If I change the port that it listens on, everything runs fine (all the tests fail though, since they can't connect to the server). This shows that the code is indeed running, but if I log something in the function, or even in the init function, while the port is correct, it again breaks.

After I force the go test command to terminate manually, it does print whatever I logged, then exit. This leads me to believe that something else is blocking on the main thread before execution reaches the log, but that's impossible since changing the port makes a difference.

The package doesn't have any init functions and the only code that runs on startup is var sessionStore = sessions.NewCookieStore([]byte("test-key")) which is using the package github.com/gorilla/sessions . When I run the program normally, this causes no problems, and I don't see anything in the package's source that would cause it to behave differently in testing.

That's the only package outside the standard library which is imported.

I can provide any other code in the package, but I have no idea what's relevant.

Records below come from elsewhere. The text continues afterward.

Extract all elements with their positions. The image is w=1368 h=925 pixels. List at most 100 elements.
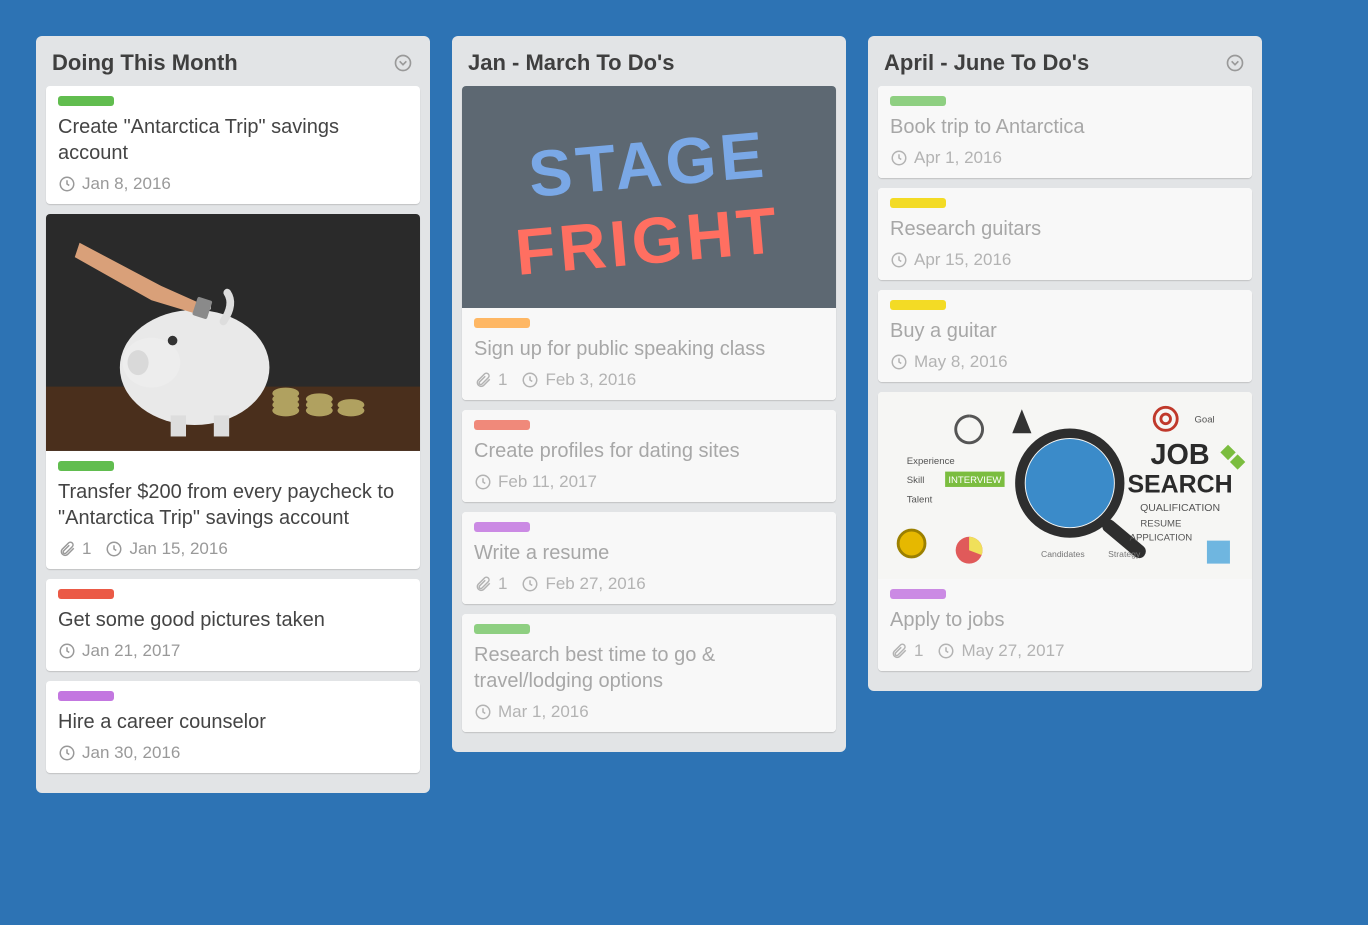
card[interactable]: Create "Antarctica Trip" savings account… — [46, 86, 420, 204]
list-header: Doing This Month — [46, 46, 420, 86]
due-date: May 27, 2017 — [961, 641, 1064, 661]
attachment-badge: 1 — [58, 539, 91, 559]
chevron-down-icon[interactable] — [1224, 52, 1246, 74]
clock-icon — [58, 175, 76, 193]
clock-icon — [105, 540, 123, 558]
clock-icon — [474, 703, 492, 721]
clock-icon — [937, 642, 955, 660]
svg-text:Talent: Talent — [907, 494, 933, 505]
card[interactable]: Create profiles for dating sites Feb 11,… — [462, 410, 836, 502]
svg-text:JOB: JOB — [1151, 439, 1210, 471]
svg-text:Skill: Skill — [907, 475, 925, 486]
attachment-icon — [474, 371, 492, 389]
card[interactable]: Transfer $200 from every paycheck to "An… — [46, 214, 420, 569]
card-cover-image: STAGE FRIGHT — [462, 86, 836, 308]
clock-icon — [890, 149, 908, 167]
card-title: Buy a guitar — [890, 318, 1240, 344]
clock-icon — [58, 642, 76, 660]
attachment-badge: 1 — [474, 370, 507, 390]
attachment-count: 1 — [82, 539, 91, 559]
label-orange — [474, 318, 530, 328]
attachment-icon — [890, 642, 908, 660]
label-salmon — [474, 420, 530, 430]
clock-icon — [890, 251, 908, 269]
svg-text:Experience: Experience — [907, 456, 955, 467]
card-title: Create profiles for dating sites — [474, 438, 824, 464]
svg-text:Strategy: Strategy — [1108, 549, 1141, 559]
card-title: Write a resume — [474, 540, 824, 566]
due-badge: Jan 30, 2016 — [58, 743, 180, 763]
card[interactable]: Get some good pictures taken Jan 21, 201… — [46, 579, 420, 671]
card[interactable]: JOB SEARCH QUALIFICATION RESUME APPLICAT… — [878, 392, 1252, 671]
card[interactable]: Research guitars Apr 15, 2016 — [878, 188, 1252, 280]
attachment-icon — [58, 540, 76, 558]
card-title: Transfer $200 from every paycheck to "An… — [58, 479, 408, 531]
card[interactable]: STAGE FRIGHT Sign up for public speaking… — [462, 86, 836, 400]
chevron-down-icon[interactable] — [392, 52, 414, 74]
svg-text:INTERVIEW: INTERVIEW — [948, 475, 1001, 486]
label-yellow — [890, 198, 946, 208]
card-badges: Jan 30, 2016 — [58, 743, 408, 763]
label-purple — [474, 522, 530, 532]
card-badges: Apr 1, 2016 — [890, 148, 1240, 168]
due-badge: May 27, 2017 — [937, 641, 1064, 661]
clock-icon — [890, 353, 908, 371]
attachment-count: 1 — [498, 574, 507, 594]
attachment-count: 1 — [914, 641, 923, 661]
card-badges: 1 Feb 3, 2016 — [474, 370, 824, 390]
due-badge: Apr 15, 2016 — [890, 250, 1011, 270]
list-doing-this-month: Doing This Month Create "Antarctica Trip… — [36, 36, 430, 793]
attachment-count: 1 — [498, 370, 507, 390]
card-badges: 1 May 27, 2017 — [890, 641, 1240, 661]
attachment-badge: 1 — [890, 641, 923, 661]
attachment-badge: 1 — [474, 574, 507, 594]
card[interactable]: Buy a guitar May 8, 2016 — [878, 290, 1252, 382]
due-date: Jan 21, 2017 — [82, 641, 180, 661]
card-badges: 1 Feb 27, 2016 — [474, 574, 824, 594]
svg-text:Goal: Goal — [1194, 415, 1214, 426]
card-title: Get some good pictures taken — [58, 607, 408, 633]
svg-text:APPLICATION: APPLICATION — [1130, 533, 1193, 544]
label-lime — [890, 96, 946, 106]
due-badge: Jan 21, 2017 — [58, 641, 180, 661]
list-april-june: April - June To Do's Book trip to Antarc… — [868, 36, 1262, 691]
list-title[interactable]: Doing This Month — [52, 50, 238, 76]
list-title[interactable]: Jan - March To Do's — [468, 50, 675, 76]
card-badges: Feb 11, 2017 — [474, 472, 824, 492]
list-jan-march: Jan - March To Do's STAGE FRIGHT Sign up… — [452, 36, 846, 752]
card-title: Apply to jobs — [890, 607, 1240, 633]
due-badge: May 8, 2016 — [890, 352, 1008, 372]
card-badges: 1 Jan 15, 2016 — [58, 539, 408, 559]
card-title: Hire a career counselor — [58, 709, 408, 735]
label-red — [58, 589, 114, 599]
attachment-icon — [474, 575, 492, 593]
due-date: Apr 15, 2016 — [914, 250, 1011, 270]
card[interactable]: Write a resume 1 Feb 27, 2016 — [462, 512, 836, 604]
card[interactable]: Book trip to Antarctica Apr 1, 2016 — [878, 86, 1252, 178]
due-date: Feb 11, 2017 — [498, 472, 597, 492]
svg-text:Candidates: Candidates — [1041, 549, 1085, 559]
due-date: Apr 1, 2016 — [914, 148, 1002, 168]
svg-text:SEARCH: SEARCH — [1127, 471, 1232, 499]
due-date: May 8, 2016 — [914, 352, 1008, 372]
label-green — [58, 461, 114, 471]
card-title: Sign up for public speaking class — [474, 336, 824, 362]
label-purple — [890, 589, 946, 599]
list-header: Jan - March To Do's — [462, 46, 836, 86]
due-badge: Jan 15, 2016 — [105, 539, 227, 559]
list-title[interactable]: April - June To Do's — [884, 50, 1089, 76]
due-date: Feb 3, 2016 — [545, 370, 636, 390]
card[interactable]: Research best time to go & travel/lodgin… — [462, 614, 836, 732]
due-badge: Feb 3, 2016 — [521, 370, 636, 390]
card[interactable]: Hire a career counselor Jan 30, 2016 — [46, 681, 420, 773]
due-date: Mar 1, 2016 — [498, 702, 589, 722]
card-badges: Jan 8, 2016 — [58, 174, 408, 194]
card-badges: Mar 1, 2016 — [474, 702, 824, 722]
card-badges: Apr 15, 2016 — [890, 250, 1240, 270]
label-green — [58, 96, 114, 106]
clock-icon — [521, 575, 539, 593]
card-title: Research guitars — [890, 216, 1240, 242]
due-badge: Apr 1, 2016 — [890, 148, 1002, 168]
due-date: Jan 15, 2016 — [129, 539, 227, 559]
due-badge: Feb 11, 2017 — [474, 472, 597, 492]
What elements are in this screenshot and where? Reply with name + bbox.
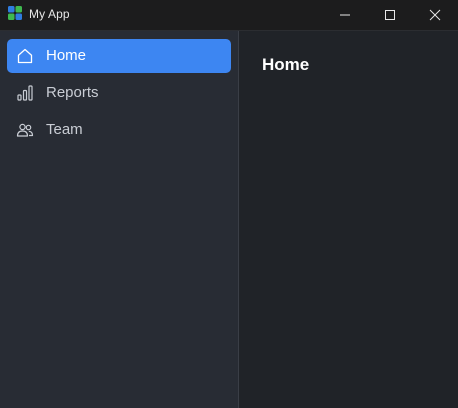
sidebar-item-label: Reports [46, 84, 99, 101]
sidebar-item-home[interactable]: Home [7, 39, 231, 73]
app-window: My App Home Reports Team Home [0, 0, 458, 408]
sidebar-item-label: Team [46, 121, 83, 138]
sidebar: Home Reports Team [0, 31, 239, 408]
sidebar-item-label: Home [46, 47, 87, 64]
sidebar-item-reports[interactable]: Reports [7, 76, 231, 110]
close-button[interactable] [412, 0, 458, 30]
minimize-button[interactable] [322, 0, 368, 30]
home-icon [17, 48, 33, 64]
bar-chart-icon [17, 85, 33, 101]
people-icon [16, 123, 34, 137]
close-icon [429, 9, 441, 21]
maximize-icon [385, 10, 395, 20]
app-logo-icon [8, 6, 22, 20]
sidebar-item-team[interactable]: Team [7, 113, 231, 147]
minimize-icon [340, 14, 350, 16]
title-bar[interactable]: My App [0, 0, 458, 31]
main-content: Home [240, 31, 458, 408]
maximize-button[interactable] [367, 0, 413, 30]
window-title: My App [29, 7, 70, 21]
page-title: Home [262, 55, 310, 74]
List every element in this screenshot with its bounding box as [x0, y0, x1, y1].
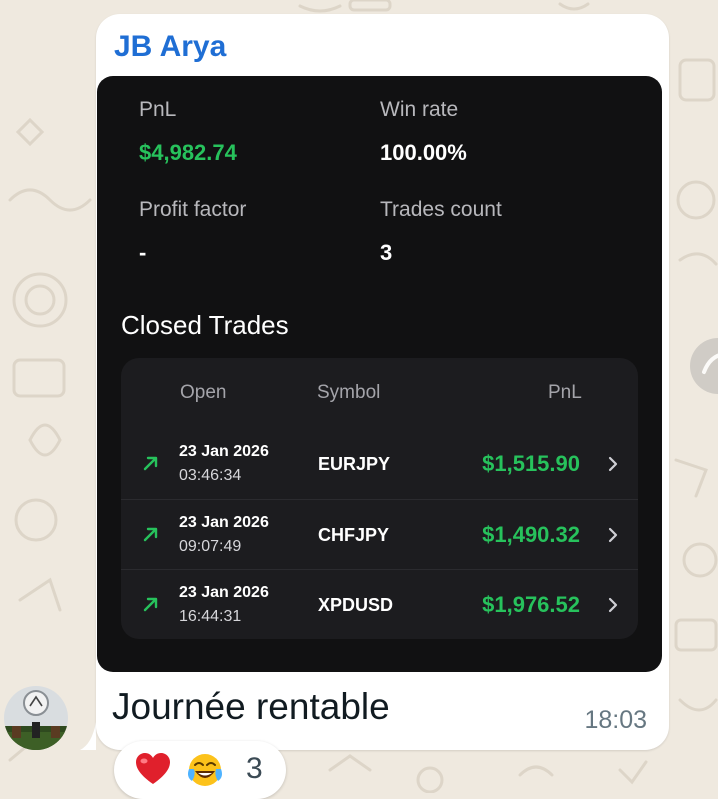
pnl-value: $4,982.74 [139, 140, 237, 165]
trade-open-time: 16:44:31 [179, 608, 242, 625]
heart-emoji-icon [136, 753, 170, 784]
message-bubble[interactable]: JB Arya PnL $4,982.74 Win rate 100.00% P… [96, 14, 669, 750]
trade-pnl: $1,515.90 [482, 451, 580, 476]
trade-symbol: CHFJPY [318, 525, 390, 545]
profit-factor-value: - [139, 240, 147, 265]
trade-pnl: $1,976.52 [482, 592, 580, 617]
trade-symbol: XPDUSD [318, 595, 394, 615]
avatar-image [4, 686, 68, 750]
message-text: Journée rentable [112, 686, 390, 727]
column-header-pnl: PnL [548, 382, 582, 403]
sender-avatar[interactable] [4, 686, 68, 750]
arrow-up-right-icon [143, 456, 158, 471]
winrate-value: 100.00% [380, 140, 467, 165]
winrate-label: Win rate [380, 98, 459, 121]
trade-row[interactable]: 23 Jan 2026 09:07:49 CHFJPY $1,490.32 [121, 499, 638, 569]
laughing-tears-emoji-icon [188, 754, 222, 786]
sender-name[interactable]: JB Arya [114, 30, 226, 64]
trade-row[interactable]: 23 Jan 2026 03:46:34 EURJPY $1,515.90 [121, 429, 638, 499]
column-header-open: Open [180, 382, 227, 403]
trade-symbol: EURJPY [318, 454, 391, 474]
chevron-right-icon [608, 597, 618, 613]
chevron-right-icon [608, 456, 618, 472]
arrow-up-right-icon [143, 527, 158, 542]
scroll-down-button[interactable] [690, 338, 718, 394]
message-timestamp: 18:03 [584, 706, 647, 734]
trade-open-date: 23 Jan 2026 [179, 584, 269, 601]
reactions-pill[interactable]: 3 [114, 741, 286, 799]
closed-trades-title: Closed Trades [121, 310, 289, 340]
profit-factor-label: Profit factor [139, 198, 247, 221]
arrow-up-right-icon [143, 597, 158, 612]
trade-open-date: 23 Jan 2026 [179, 514, 269, 531]
trading-summary-card[interactable]: PnL $4,982.74 Win rate 100.00% Profit fa… [97, 76, 662, 672]
chevron-right-icon [608, 527, 618, 543]
trade-row[interactable]: 23 Jan 2026 16:44:31 XPDUSD $1,976.52 [121, 569, 638, 639]
trade-pnl: $1,490.32 [482, 522, 580, 547]
share-icon [702, 353, 718, 374]
column-header-symbol: Symbol [317, 382, 381, 403]
pnl-label: PnL [139, 98, 177, 121]
closed-trades-table: Open Symbol PnL 23 Jan 2026 03:46:34 EUR… [121, 358, 638, 639]
trade-open-date: 23 Jan 2026 [179, 443, 269, 460]
trade-open-time: 03:46:34 [179, 467, 242, 484]
reaction-count: 3 [246, 752, 263, 785]
trades-count-label: Trades count [380, 198, 502, 221]
trade-open-time: 09:07:49 [179, 538, 242, 555]
trades-count-value: 3 [380, 240, 393, 265]
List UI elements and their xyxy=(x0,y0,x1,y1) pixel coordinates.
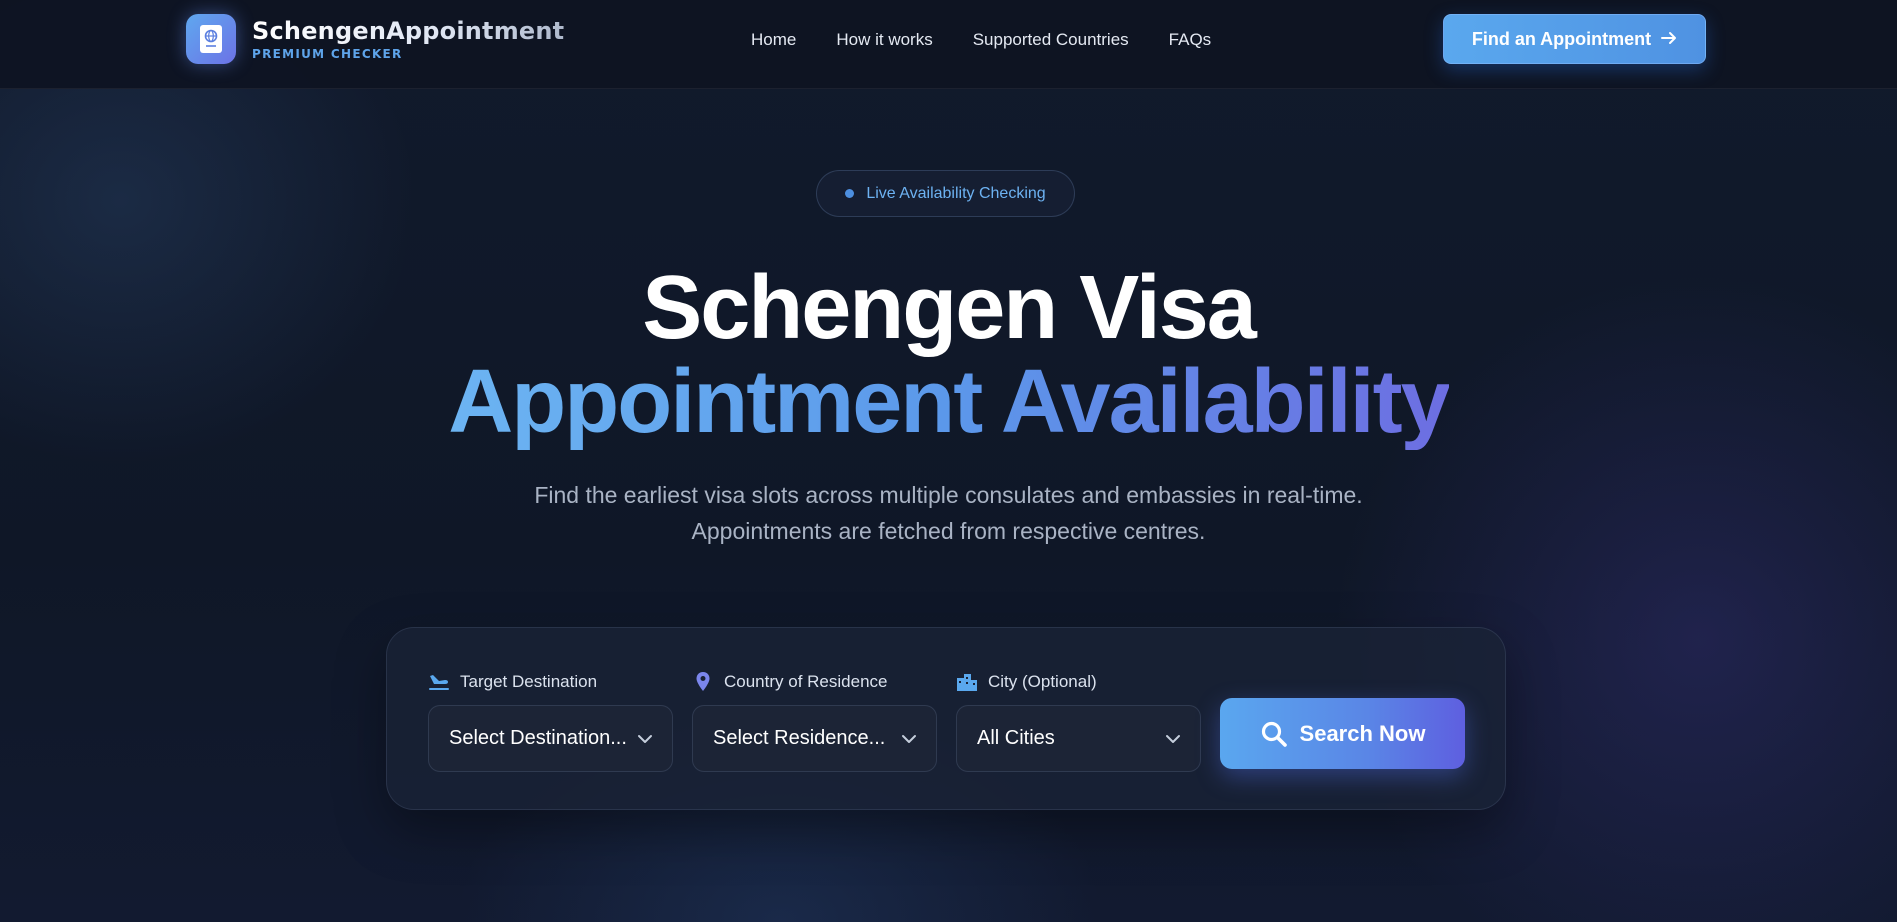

First: Note that go test will create, compile and run a test program which intercept output from each test so you will not see output from your tests until the test finishes (in this moment the output is printed).

Two issues with your code:

  1. If you cannot start the tcp server t is not notified, you only do Printf here and continue as if everything was fine.

  2. You call t.FailNow from a different goroutine than your test runs in. You must not do this. See http://golang.org/pkg/testing/#T.FailNow

Fixing those might at least show what else goes wrong. Also: Take a look at how package net/http does it's testing.